Es mag manche oder manchen überraschen, weil er völlig normal wirkt: Tim Kneule ist eine Legende. Nicht erst seit dem 4. Oktober, aber da wurde es endgültig aktenkundig, als ein Banner mit seinem Konterfei unter die Hallendecke der Göppinger EWS-Arena gezogen wurde. Das fühlt sich auch knapp zwei Wochen danach noch surreal an. „Es war ein sehr emotionaler Moment, den ich auch heute noch nicht richtig beschreiben kann“, blickt Tim Kneule zurück. Schließlich sei es „extrem besonders“ eine Vereinslegende zu sein. Darauf kann man sich in der Tat nicht vorbereiten – das passiert einfach.

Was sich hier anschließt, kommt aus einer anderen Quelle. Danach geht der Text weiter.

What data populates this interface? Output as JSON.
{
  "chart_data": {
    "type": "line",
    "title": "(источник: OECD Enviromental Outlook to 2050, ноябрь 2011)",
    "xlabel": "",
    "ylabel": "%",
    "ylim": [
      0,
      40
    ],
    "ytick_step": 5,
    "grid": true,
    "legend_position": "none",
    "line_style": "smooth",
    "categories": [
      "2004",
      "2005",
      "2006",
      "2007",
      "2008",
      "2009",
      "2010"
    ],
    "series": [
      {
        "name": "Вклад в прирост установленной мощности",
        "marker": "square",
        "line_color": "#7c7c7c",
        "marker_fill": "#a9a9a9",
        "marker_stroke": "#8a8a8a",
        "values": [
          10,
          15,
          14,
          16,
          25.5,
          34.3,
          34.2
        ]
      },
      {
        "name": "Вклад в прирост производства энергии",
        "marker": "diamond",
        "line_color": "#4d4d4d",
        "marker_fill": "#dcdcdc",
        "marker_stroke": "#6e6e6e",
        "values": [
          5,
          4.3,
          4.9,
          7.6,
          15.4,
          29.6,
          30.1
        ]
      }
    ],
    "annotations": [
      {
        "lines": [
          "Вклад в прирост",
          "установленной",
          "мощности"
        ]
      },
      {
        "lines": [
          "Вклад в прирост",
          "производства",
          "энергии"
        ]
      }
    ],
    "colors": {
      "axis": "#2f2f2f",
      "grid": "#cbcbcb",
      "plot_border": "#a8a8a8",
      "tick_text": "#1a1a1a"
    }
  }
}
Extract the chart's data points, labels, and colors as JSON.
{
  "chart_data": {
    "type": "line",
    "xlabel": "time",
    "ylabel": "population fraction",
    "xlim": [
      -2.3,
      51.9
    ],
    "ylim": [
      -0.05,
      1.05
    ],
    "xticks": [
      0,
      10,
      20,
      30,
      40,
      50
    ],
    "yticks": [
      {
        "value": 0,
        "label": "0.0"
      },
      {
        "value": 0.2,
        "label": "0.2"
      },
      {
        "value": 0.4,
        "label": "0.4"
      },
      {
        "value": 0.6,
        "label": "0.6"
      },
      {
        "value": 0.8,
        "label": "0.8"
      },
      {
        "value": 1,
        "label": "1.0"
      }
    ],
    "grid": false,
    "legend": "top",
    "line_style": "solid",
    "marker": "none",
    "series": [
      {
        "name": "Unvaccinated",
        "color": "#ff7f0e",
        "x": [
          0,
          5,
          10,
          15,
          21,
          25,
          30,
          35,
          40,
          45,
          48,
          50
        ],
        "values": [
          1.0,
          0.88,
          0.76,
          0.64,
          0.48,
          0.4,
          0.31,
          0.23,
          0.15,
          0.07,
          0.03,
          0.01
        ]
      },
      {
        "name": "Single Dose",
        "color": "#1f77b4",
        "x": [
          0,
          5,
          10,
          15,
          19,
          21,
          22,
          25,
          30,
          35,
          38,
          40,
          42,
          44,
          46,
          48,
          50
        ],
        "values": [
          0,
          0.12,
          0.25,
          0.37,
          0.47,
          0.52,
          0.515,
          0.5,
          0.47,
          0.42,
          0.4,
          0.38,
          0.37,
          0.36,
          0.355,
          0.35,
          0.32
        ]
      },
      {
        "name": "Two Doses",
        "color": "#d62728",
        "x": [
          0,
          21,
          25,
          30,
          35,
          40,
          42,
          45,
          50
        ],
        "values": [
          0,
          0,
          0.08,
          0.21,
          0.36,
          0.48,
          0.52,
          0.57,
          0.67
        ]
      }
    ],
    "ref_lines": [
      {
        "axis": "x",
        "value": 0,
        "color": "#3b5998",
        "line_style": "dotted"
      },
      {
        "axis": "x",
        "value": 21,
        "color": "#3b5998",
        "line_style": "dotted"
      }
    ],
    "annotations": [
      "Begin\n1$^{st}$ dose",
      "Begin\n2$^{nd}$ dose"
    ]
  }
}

Prägende Zeit in Neuhausen
Tim Kneule hat sich als Handballer beim TV Neuhauen seine ersten Sporen verdient. Zunächst in der Jugend der JSG Neuhausen-Metzingen, dann beim TVN, mit dem er in die 2. Liga aufgestiegen ist. „Die Zeit in Neuhausen war prägend. Kurt Reusch und Hans Hahn haben mich schon in der Jugend gepusht. Ich bin ins Jugendprogramm von Frisch Auf Göppingen reingekommen, weil Kurt dort ja auch einen gewissen Einfluss hatte. Das war für meine Karriere extrem wichtig und auch extrem cool. Heute kann man sich das bei den Jugendakademien der Bundesliga-Klubs nicht mehr so richtig vorstellen, weil dort die Spieler viel früher an den Verein gebunden werden“, blickt der 39-Jährige dankbar auf die Zeit unterm Hofbühl zurück.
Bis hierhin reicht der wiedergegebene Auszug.